Après une période de deux mois sans maire, la charmante île de Molène, située dans le Finistère, a enfin élu son maire. Bruno Corolleur, à la tête de la seule liste candidate, « Molène en vaut la peine », a obtenu l'intégralité des suffrages lors du scrutin de dimanche, avec un taux de participation de 70 % parmi les 176 habitants. La petite île, gérée depuis mars par une délégation spéciale imposée par le préfet, peut ainsi retrouver une direction locale.

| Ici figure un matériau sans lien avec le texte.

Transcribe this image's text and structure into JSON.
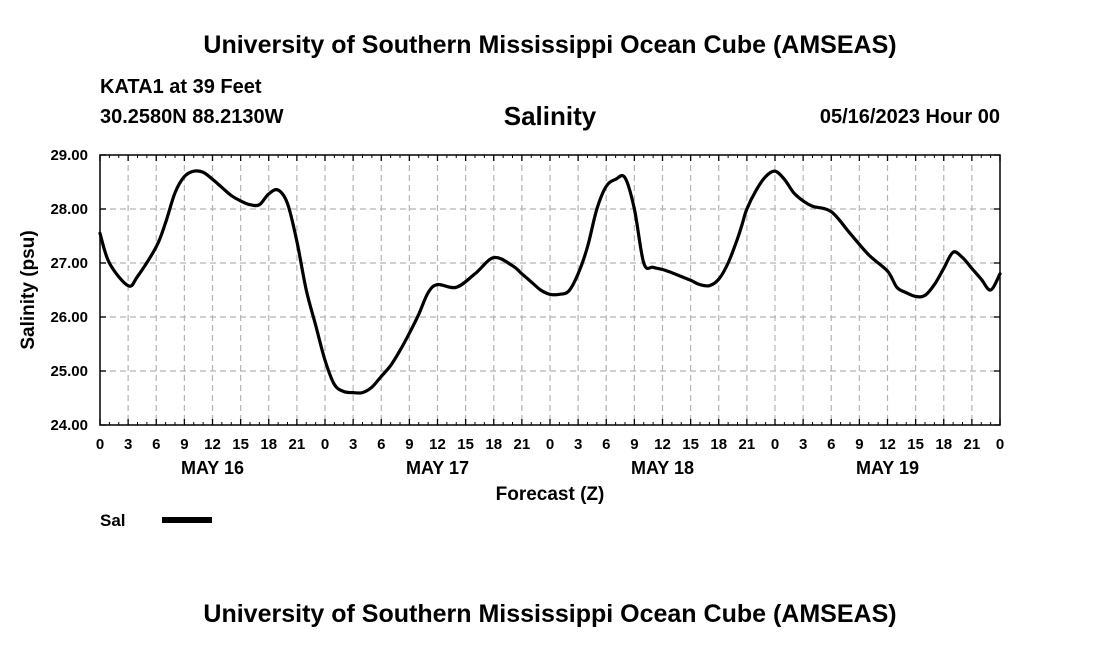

La nouvelle équipe comprend également François Cuillandre, ancien maire de Brest, qui devient conseiller municipal. En effet, ses liens familiaux avec cette île de 0,7 km², où il possède une résidence secondaire, renforcent son engagement auprès des Molénais.
L'absence de candidatures en mars avait suscité des inquiétudes quant à une potentielle intégration de l'île dans une commune continentale, ce qui aurait pu compromettre son statut fiscal particulier. En effet, Molène, comme l'île de Sein, jouit d'une exemption complète de cadastre et d'impôts locaux grâce à un privilège datant de l'époque de Louis XIV, accordé en reconnaissance des services rendus par ses habitants dans le guidage des navires. Dans un contexte où 70 % des habitations sont des résidences secondaires, cette exonération annonce des enjeux significatifs pour l’île.
Comme l'indiquent plusieurs historiens, cette situation fait de Molène et de Sein des cas uniques en France, mais également dépendants des subventions étatiques, puisque l’absence de taxes locales limite leur autonomie financière. Agathe Seïté, une résidente secondaire, souligne les défis rencontrés pour former des listes candidates, une problématique exacerbée par les nouvelles règles électorales pour les communes de moins de 1 000 habitants.
Les répercussions de cette élection locale sont donc cruciales non seulement pour l'avenir administratif de l'île, mais aussi pour la préservation de son histoire et de son identité fiscale.